You missed the most important detail of my reply. VB DOESN'T SEE REAL HURRICANES. PERIOD. Show me one hurricane in the last 25 years that has done substantial wind damage to VB. It has all been flooding damage. Again, up until last year I lived there all my life.
Well it is true, you only need that door lock for the few minutes when the burglar is trying the latch. Other than that, you can leave the door unlocked. The problem is, when will he arrive?
The building code is a minimum, you can exceed the code. Prescriptive codes tell you what meets the code
at a minimum, so if you wish to build above that standard, you will have a greater degree of protection.
If the requirement is 120 mph rating and wind pressure levels of certain values, it's relatively cheap to exceed those in your build and as I mentioned, the high-velocity hurricane zone (HVHZ) rated products, labelled as complying with the Miami-Dade County (FL) product approval rating are going to do a better job of protecting your most-expensive asset (most peoples'), your home.
Having been a first responder for many hurricanes, and having spent time going from one building to the next, searching for victims, or from one plot to the next, searching through the rubble, after a catastrophic failure of the envelope's complete structural failure, I would and have exceeded the minimum requirement, given the choice, at our principal residence. After Andrew, I was part of a crew which went as a work party to do a complete tear-off of a co-worker's single family residence roof. I'll never-forget being on his roof, and as-far as you could see, in every direction, homes missing their shingles/tiles/tarred-down flat roofs. An interesting feature, as the eye passed-over the area, the wind originates from opposite direction. The pine trees were totally-denuded of their branches, except in one direction.

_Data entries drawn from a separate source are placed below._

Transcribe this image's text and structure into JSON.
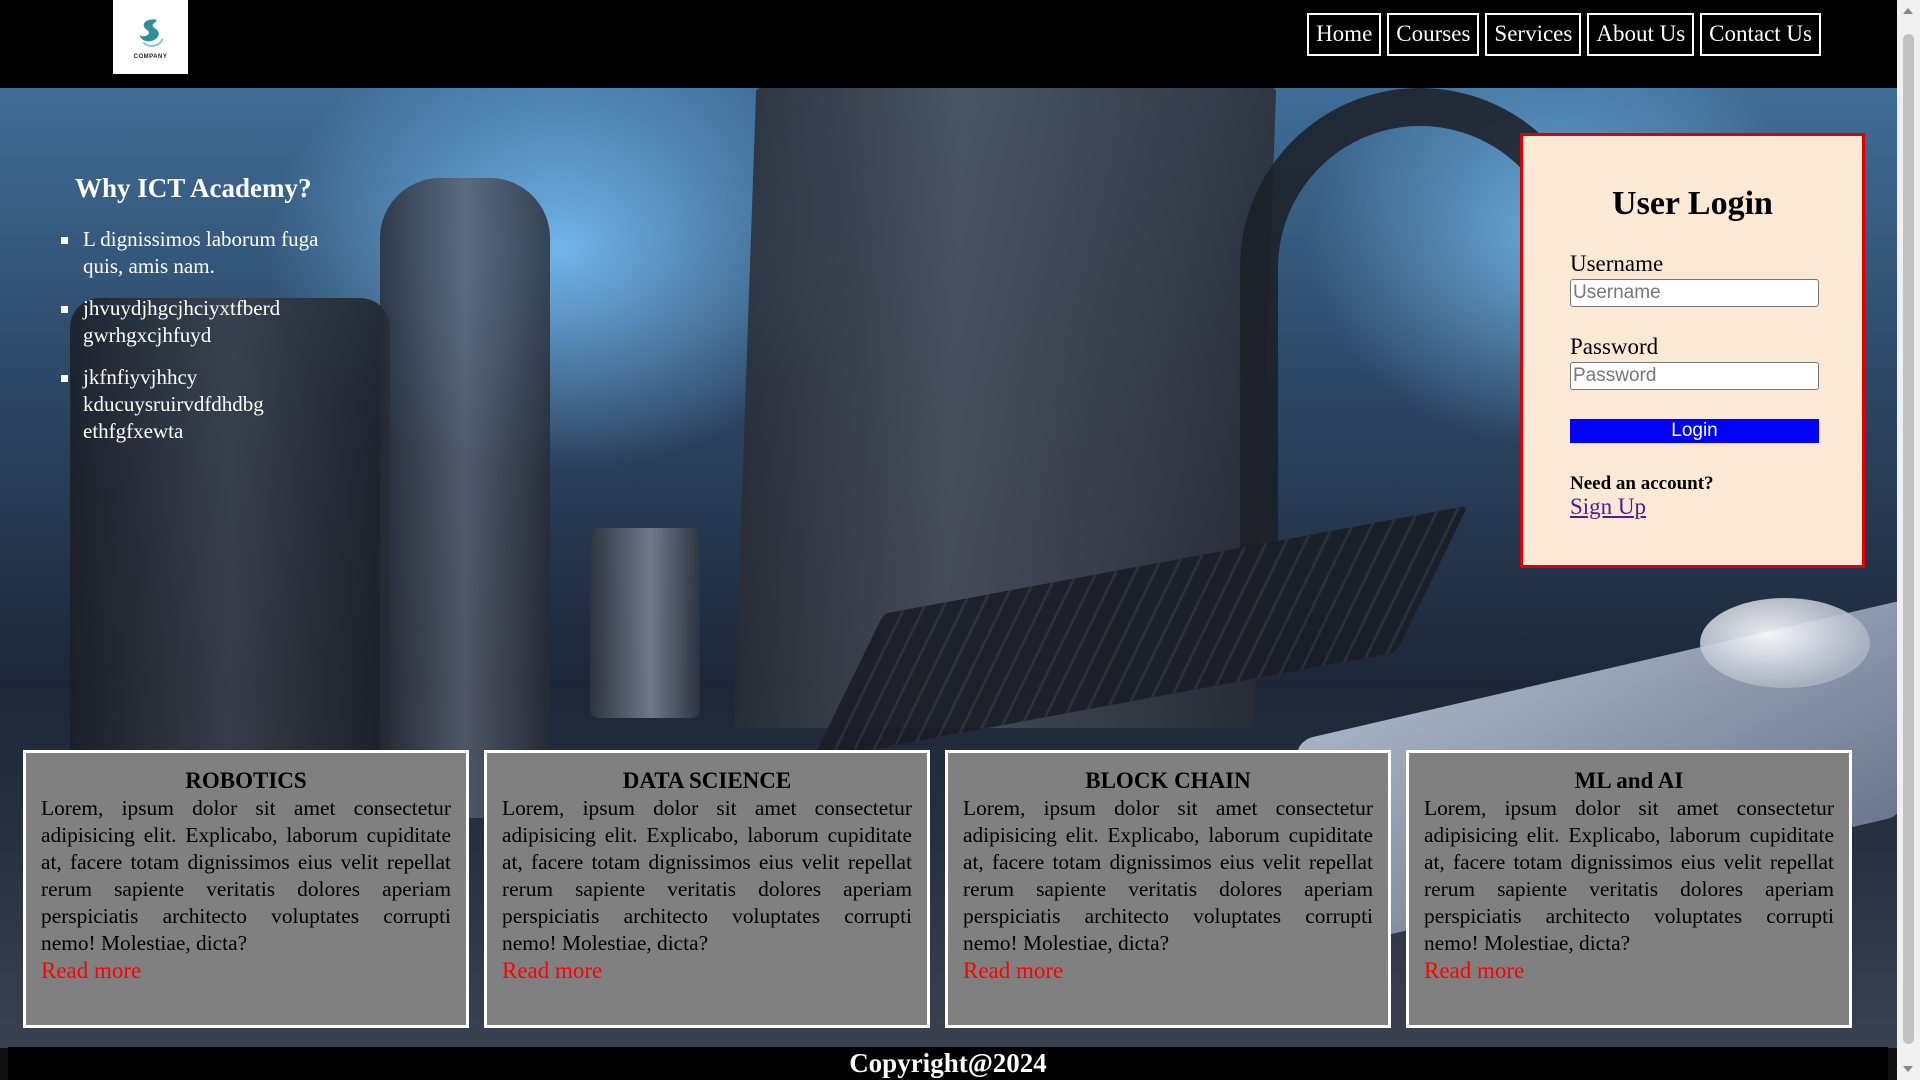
{
  "header": {
    "logo_text": "COMPANY",
    "nav": [
      "Home",
      "Courses",
      "Services",
      "About Us",
      "Contact Us"
    ]
  },
  "why": {
    "title": "Why ICT Academy?",
    "items": [
      "L dignissimos laborum fuga quis, amis nam.",
      "jhvuydjhgcjhciyxtfberd gwrhgxcjhfuyd",
      "jkfnfiyvjhhcy kducuysruirvdfdhdbg ethfgfxewta"
    ]
  },
  "login": {
    "title": "User Login",
    "username_label": "Username",
    "username_placeholder": "Username",
    "password_label": "Password",
    "password_placeholder": "Password",
    "button": "Login",
    "need_account": "Need an account?",
    "signup": "Sign Up"
  },
  "cards": [
    {
      "title": "ROBOTICS",
      "body": "Lorem, ipsum dolor sit amet consectetur adipisicing elit. Explicabo, laborum cupiditate at, facere totam dignissimos eius velit repellat rerum sapiente veritatis dolores aperiam perspiciatis architecto voluptates corrupti nemo! Molestiae, dicta?",
      "link": "Read more"
    },
    {
      "title": "DATA SCIENCE",
      "body": "Lorem, ipsum dolor sit amet consectetur adipisicing elit. Explicabo, laborum cupiditate at, facere totam dignissimos eius velit repellat rerum sapiente veritatis dolores aperiam perspiciatis architecto voluptates corrupti nemo! Molestiae, dicta?",
      "link": "Read more"
    },
    {
      "title": "BLOCK CHAIN",
      "body": "Lorem, ipsum dolor sit amet consectetur adipisicing elit. Explicabo, laborum cupiditate at, facere totam dignissimos eius velit repellat rerum sapiente veritatis dolores aperiam perspiciatis architecto voluptates corrupti nemo! Molestiae, dicta?",
      "link": "Read more"
    },
    {
      "title": "ML and AI",
      "body": "Lorem, ipsum dolor sit amet consectetur adipisicing elit. Explicabo, laborum cupiditate at, facere totam dignissimos eius velit repellat rerum sapiente veritatis dolores aperiam perspiciatis architecto voluptates corrupti nemo! Molestiae, dicta?",
      "link": "Read more"
    }
  ],
  "footer": {
    "text": "Copyright@2024"
  },
  "colors": {
    "header_bg": "#000000",
    "login_bg": "#fbe8d5",
    "login_border": "#e00000",
    "login_button": "#0000ff",
    "card_bg": "#808080",
    "read_more": "#ff0000"
  }
}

For 345 degrees, the branches were gone, ripped-off the pine trees, but for that 15 degree position, the lee-side of the wind direction, where the tree trunk sheltered the branches, in a vertical line from the lowest branches to the highest. It was a very-graphic depiction of the force of the wind, and the direction from-which it came. The hurricane gave the pine trees a Mohawk! Their neighbor had a flat-roof family room on the back of their home, and all that was left were three walls extending-off the main structure. All the rafters/trusses, the roof sheathing, the waterproof covering, probably tar and gravel at that time, just-gone!
My -ex sister in law lived much-closer to where Hurricane Andrew made landfall in south Miami-Dade County FL. She was living in a recently-built home, so she assumed they would be safe there, which wasn't the case. Just before the storm made landfall, it was predicted to hit the county line between Miami-Dade County and Broward County (city of Miami and city of Ft. Lauderdale metro areas) but it took a turn to the south, and made landfall in Homestead (those of you who are NASCAR fans will recognize that). When the storm arrived, she was trapped, and had to wait it out. She called another family member, and was giving a running commentary about the sounds she heard. She said that the house, a 2-story, was constantly being bombarded by what she assumed was air-borne debris slamming-against the house. They were taking refuge in a bathroom on the 1st floor. She heard a tremendous sound and the wind noise got much louder, and her last report before the phone line went dead (not many people had cellphones in 1992) was, "I think the roof just came-off the house!" Then the phone went dead. The storm hit at night, by the morning, it was all-over but for the inspection of damage. That, and a couple of years of demolition, replacement of thousands of homes, repairs to thousands of others, and to all-sorts of structures. She took the insurance check and moved from Miami-Dade County to Broward County.